Global Bond Markets Rally as Japan Considers Cutting Super-Long Bond Issuance

Sharp Decline in Treasury Yields

Long-term U.S. Treasury yields recorded their largest single-day drop since mid-April, driven by a significant rally in Japan’s super-long government bonds. The 30-year U.S. Treasury yield fell 8.4 basis points to 4.953% in early London trading, echoing a steep decline in Japanese 30-year JGB yields, which plummeted 18.5 basis points to 2.85% after hitting a session high of 2.955%. This movement was sparked by reports that Japan’s Ministry of Finance (MOF) is contemplating reducing issuance of super-long bonds to address market concerns over rising yields and fiscal strain. Meanwhile, U.S. investors are reassessing positions following President Trump’s decision to delay a 50% tariff on EU goods until July 9 after discussions with European Commission President Ursula von der Leyen.

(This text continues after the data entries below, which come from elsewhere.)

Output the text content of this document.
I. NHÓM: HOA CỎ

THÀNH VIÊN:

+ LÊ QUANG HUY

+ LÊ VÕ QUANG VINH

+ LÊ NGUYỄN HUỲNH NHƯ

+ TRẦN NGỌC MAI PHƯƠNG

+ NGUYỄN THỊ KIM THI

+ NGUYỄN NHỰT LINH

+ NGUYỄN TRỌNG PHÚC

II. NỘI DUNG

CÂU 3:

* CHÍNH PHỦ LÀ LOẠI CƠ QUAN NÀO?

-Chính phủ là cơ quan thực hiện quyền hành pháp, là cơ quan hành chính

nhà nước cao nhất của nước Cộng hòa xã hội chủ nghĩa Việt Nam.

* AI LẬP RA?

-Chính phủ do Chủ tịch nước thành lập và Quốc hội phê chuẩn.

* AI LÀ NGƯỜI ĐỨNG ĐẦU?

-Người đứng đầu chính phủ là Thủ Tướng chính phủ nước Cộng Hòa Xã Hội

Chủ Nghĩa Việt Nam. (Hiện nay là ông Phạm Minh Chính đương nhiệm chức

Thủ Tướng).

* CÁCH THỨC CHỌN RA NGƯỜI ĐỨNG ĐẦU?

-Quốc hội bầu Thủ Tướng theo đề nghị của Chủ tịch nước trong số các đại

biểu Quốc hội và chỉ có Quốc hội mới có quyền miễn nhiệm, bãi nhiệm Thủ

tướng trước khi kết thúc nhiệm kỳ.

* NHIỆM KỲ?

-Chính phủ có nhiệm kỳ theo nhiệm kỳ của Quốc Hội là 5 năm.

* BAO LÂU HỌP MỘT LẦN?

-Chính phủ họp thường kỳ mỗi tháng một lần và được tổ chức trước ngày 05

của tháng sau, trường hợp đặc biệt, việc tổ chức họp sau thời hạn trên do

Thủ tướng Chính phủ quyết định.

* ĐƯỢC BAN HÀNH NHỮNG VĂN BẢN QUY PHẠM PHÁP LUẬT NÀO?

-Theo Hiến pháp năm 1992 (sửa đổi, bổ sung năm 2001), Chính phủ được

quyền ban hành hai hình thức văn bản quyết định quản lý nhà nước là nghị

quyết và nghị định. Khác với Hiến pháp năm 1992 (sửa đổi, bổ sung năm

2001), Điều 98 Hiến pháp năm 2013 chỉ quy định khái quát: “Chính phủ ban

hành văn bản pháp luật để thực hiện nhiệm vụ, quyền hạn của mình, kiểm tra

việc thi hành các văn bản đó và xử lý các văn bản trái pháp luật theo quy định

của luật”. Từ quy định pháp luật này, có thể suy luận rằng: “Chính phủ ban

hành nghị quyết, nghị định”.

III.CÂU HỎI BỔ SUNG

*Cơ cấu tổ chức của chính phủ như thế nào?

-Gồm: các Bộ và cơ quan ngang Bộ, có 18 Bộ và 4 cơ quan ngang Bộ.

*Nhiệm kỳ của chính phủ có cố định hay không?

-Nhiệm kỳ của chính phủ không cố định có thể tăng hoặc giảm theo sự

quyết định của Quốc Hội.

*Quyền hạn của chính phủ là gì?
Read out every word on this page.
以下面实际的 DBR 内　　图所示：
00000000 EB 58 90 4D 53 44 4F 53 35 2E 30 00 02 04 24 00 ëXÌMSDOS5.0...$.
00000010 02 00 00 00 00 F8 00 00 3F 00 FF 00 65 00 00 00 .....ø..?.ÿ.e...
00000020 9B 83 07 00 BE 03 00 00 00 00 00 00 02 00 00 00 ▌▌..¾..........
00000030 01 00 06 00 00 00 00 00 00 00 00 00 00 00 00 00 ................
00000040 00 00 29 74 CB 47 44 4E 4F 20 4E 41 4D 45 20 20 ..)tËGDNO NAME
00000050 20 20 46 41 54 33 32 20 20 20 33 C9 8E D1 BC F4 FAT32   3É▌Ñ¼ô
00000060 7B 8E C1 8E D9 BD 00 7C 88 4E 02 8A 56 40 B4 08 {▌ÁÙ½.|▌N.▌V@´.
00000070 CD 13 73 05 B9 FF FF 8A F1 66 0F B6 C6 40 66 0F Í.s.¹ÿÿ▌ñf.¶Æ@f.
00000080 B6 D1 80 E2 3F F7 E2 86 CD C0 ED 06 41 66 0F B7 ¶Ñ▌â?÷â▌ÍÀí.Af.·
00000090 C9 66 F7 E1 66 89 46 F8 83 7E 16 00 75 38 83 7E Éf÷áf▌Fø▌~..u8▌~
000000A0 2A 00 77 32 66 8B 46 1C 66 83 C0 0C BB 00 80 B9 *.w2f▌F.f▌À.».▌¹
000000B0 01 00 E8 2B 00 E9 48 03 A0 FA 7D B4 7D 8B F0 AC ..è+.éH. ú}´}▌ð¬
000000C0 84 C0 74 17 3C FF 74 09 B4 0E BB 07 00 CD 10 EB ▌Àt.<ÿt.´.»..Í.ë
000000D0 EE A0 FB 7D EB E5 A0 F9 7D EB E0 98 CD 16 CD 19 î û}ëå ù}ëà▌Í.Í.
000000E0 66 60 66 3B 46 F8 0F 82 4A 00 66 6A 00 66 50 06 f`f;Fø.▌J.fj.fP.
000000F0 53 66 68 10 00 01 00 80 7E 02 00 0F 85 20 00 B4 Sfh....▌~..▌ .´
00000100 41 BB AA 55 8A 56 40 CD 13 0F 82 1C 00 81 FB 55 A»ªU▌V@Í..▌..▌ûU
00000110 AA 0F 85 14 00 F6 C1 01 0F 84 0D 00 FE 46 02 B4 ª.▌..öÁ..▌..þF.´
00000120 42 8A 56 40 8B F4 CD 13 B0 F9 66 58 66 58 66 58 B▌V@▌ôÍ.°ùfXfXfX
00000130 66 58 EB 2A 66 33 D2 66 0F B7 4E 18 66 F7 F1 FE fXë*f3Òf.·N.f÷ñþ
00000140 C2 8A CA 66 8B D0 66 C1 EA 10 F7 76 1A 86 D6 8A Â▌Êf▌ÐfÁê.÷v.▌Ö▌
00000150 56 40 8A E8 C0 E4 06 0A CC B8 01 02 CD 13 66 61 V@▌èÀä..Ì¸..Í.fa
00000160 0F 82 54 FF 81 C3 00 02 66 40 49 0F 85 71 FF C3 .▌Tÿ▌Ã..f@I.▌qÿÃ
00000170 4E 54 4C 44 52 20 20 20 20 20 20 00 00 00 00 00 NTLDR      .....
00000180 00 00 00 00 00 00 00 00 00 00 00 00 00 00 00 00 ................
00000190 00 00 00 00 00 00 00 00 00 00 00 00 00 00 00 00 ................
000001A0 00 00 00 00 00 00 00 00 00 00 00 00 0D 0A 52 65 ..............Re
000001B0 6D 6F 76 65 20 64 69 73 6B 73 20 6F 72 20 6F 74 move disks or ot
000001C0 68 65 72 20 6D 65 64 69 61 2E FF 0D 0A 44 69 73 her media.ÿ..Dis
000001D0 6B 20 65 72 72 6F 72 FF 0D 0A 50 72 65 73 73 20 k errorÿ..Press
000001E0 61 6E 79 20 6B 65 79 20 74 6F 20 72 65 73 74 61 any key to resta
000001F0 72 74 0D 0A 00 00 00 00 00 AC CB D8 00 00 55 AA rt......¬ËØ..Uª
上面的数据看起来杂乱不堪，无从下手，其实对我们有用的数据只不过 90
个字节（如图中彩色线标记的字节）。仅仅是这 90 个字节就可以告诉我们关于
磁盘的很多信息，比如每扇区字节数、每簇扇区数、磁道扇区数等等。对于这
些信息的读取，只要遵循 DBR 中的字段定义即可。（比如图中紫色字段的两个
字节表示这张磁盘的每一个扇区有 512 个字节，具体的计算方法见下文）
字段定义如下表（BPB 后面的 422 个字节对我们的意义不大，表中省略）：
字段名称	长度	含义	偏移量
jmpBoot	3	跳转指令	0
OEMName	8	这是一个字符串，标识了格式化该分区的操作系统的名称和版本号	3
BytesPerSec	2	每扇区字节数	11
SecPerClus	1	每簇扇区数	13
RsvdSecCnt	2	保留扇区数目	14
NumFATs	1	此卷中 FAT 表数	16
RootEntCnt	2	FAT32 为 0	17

Japan’s Bond Market Stabilises

Japan’s super-long bonds, including 20-year and 40-year JGBs, saw sharp yield declines, with the 20-year yield dropping 16.5 basis points to 2.34% and the 40-year yield falling 24 basis points to 3.295%. These drops followed earlier, smaller declines driven by expectations of government intervention to curb a sell-off in super-long bonds, which had surged to record levels last week due to a poorly received 20-year bond auction and concerns over Japan’s fiscal health. The MOF’s potential plan to adjust its bond issuance program by mid-to-late June, as reported by sources, aims to stabilize the yield curve and ease investor fears about Japan’s growing debt burden amid political debates over stimulus measures and reduced bond purchases by the Bank of Japan.

U.S. Fiscal Policy and Market Outlook

In the U.S., the 10-year Treasury note yield declined 4.2 basis points to 4.469%, reflecting cautious market sentiment as investors monitor Trump’s expansive tax and spending bill, which is expected to significantly increase the federal deficit. This bill has heightened demand for higher yields on long-term Treasuries compared to six months ago. Following a weak 20-year Treasury auction last week, markets are bracing for potential volatility with a $69 billion two-year Treasury auction scheduled for today. The combination of Japan’s bond market recalibration and U.S. policy developments continues to shape global yield dynamics, with investors closely watching for further signals from both governments.